Au cours de son heure et demie de spectacle alternant français et anglais (d’où le titre bilingue), la comédienne franco-irlandaise déplie une pétillante énergie et, surtout, déploie un solide talent de conteuse qui, en plus d’amuser le public, captive, émeut et transporte en quelques mots précis, concis, formidablement évocateurs.

Kelly, disions-nous, est sur scène, « une » – elle (Rivière et Ruisseau) – et plusieurs autres à la fois. Douée d’un sens économe du geste, elle joue de son corps, gestes et mimiques, autant que des mots et de sa voix qu’elle a riche d’inflexions et d’une tessiture stupéfiante selon qu’elle est un homme (son frère, ses copains, un chanteur irlandais) ou une femme (sa grand-mère, sa mère, les commères irlandaises).

De surcroît, elle excelle dans l’expression nuancée des accents, qu’ils soient français (du sud, comme son père), anglais, irlandais, ou gaélique dans le texte.
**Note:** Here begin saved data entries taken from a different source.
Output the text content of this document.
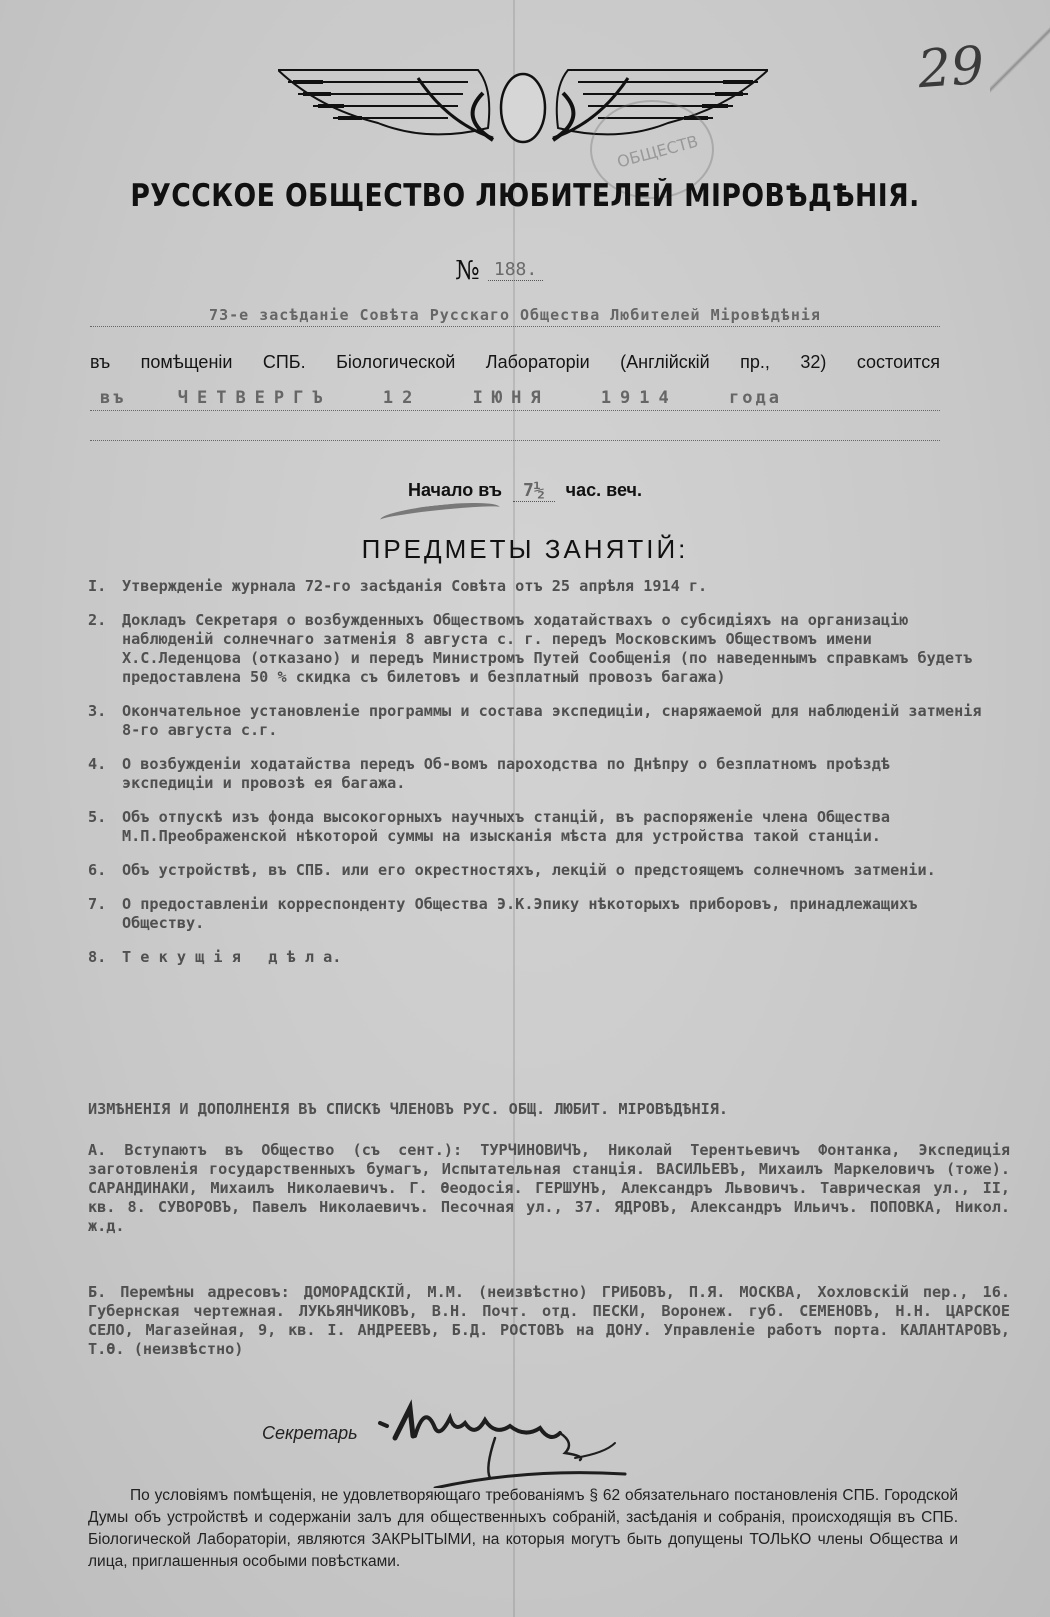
29
ОБЩЕСТВ
РУССКОЕ ОБЩЕСТВО ЛЮБИТЕЛЕЙ МІРОВѢДѢНІЯ.
№ 188.
73-е засѣданіе Совѣта Русскаго Общества Любителей Міровѣдѣнія
въ помѣщеніи СПБ. Біологической Лабораторіи (Англійскій пр., 32) состоится
въ	ЧЕТВЕРГЪ	12	ІЮНЯ	1914	года
Начало въ 7½ час. веч.
ПРЕДМЕТЫ ЗАНЯТІЙ:
I.	Утвержденіе журнала 72-го засѣданія Совѣта отъ 25 апрѣля 1914 г.
2.	Докладъ Секретаря о возбужденныхъ Обществомъ ходатайствахъ о субсидіяхъ на организацію наблюденій солнечнаго затменія 8 августа с. г. передъ Московскимъ Обществомъ имени Х.С.Леденцова (отказано) и передъ Министромъ Путей Сообщенія (по наведеннымъ справкамъ будетъ предоставлена 50 % скидка съ билетовъ и безплатный провозъ багажа)
3.	Окончательное установленіе программы и состава экспедиціи, снаряжаемой для наблюденій затменія 8-го августа с.г.
4.	О возбужденіи ходатайства передъ Об-вомъ пароходства по Днѣпру о безплатномъ проѣздѣ экспедиціи и провозѣ ея багажа.
5.	Объ отпускѣ изъ фонда высокогорныхъ научныхъ станцій, въ распоряженіе члена Общества М.П.Преображенской нѣкоторой суммы на изысканія мѣста для устройства такой станціи.
6.	Объ устройствѣ, въ СПБ. или его окрестностяхъ, лекцій о предстоящемъ солнечномъ затменіи.
7.	О предоставленіи корреспонденту Общества Э.К.Эпику нѣкоторыхъ приборовъ, принадлежащихъ Обществу.
8.	Т е к у щ і я   д ѣ л а.
ИЗМѢНЕНІЯ И ДОПОЛНЕНІЯ ВЪ СПИСКѢ ЧЛЕНОВЪ РУС. ОБЩ. ЛЮБИТ. МІРОВѢДѢНІЯ.
А. Вступаютъ въ Общество (съ сент.): ТУРЧИНОВИЧЪ, Николай Терентьевичъ Фонтанка, Экспедиція заготовленія государственныхъ бумагъ, Испытательная станція. ВАСИЛЬЕВЪ, Михаилъ Маркеловичъ (тоже). САРАНДИНАКИ, Михаилъ Николаевичъ. Г. Ѳеодосія. ГЕРШУНЪ, Александръ Львовичъ. Таврическая ул., II, кв. 8. СУВОРОВЪ, Павелъ Николаевичъ. Песочная ул., 37. ЯДРОВЪ, Александръ Ильичъ. ПОПОВКА, Никол. ж.д.
Б. Перемѣны адресовъ: ДОМОРАДСКІЙ, М.М. (неизвѣстно) ГРИБОВЪ, П.Я. МОСКВА, Хохловскій пер., 16. Губернская чертежная. ЛУКЬЯНЧИКОВЪ, В.Н. Почт. отд. ПЕСКИ, Воронеж. губ. СЕМЕНОВЪ, Н.Н. ЦАРСКОЕ СЕЛО, Магазейная, 9, кв. I. АНДРЕЕВЪ, Б.Д. РОСТОВЪ на ДОНУ. Управленіе работъ порта. КАЛАНТАРОВЪ, Т.Ѳ. (неизвѣстно)
Секретарь
По условіямъ помѣщенія, не удовлетворяющаго требованіямъ § 62 обязательнаго постановленія СПБ. Городской Думы объ устройствѣ и содержаніи залъ для общественныхъ собраній, засѣданія и собранія, происходящія въ СПБ. Біологической Лабораторіи, являются ЗАКРЫТЫМИ, на которыя могутъ быть допущены ТОЛЬКО члены Общества и лица, приглашенныя особыми повѣстками.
Car, autant qu’une page d’histoire de l’immigration irlandaise, de la vie britannique ou de l’existence d’une jeune Française d’aujourd’hui, An Irish Story constitue une véritable leçon de langue qui, le jeu et l’humour aidant de la brillante actrice, saura ravir les élèves (dès la classe de quatrième) aussi bien que leurs professeurs.

Philippe Leclercq

 

• Du 3 avril au 30 juin, au Théâtre de Belleville, à Paris (94, rue du Faubourg-du-Temple, XIe). Le 5 juin, Festival Traverse !, Azay-le-Brulé (79).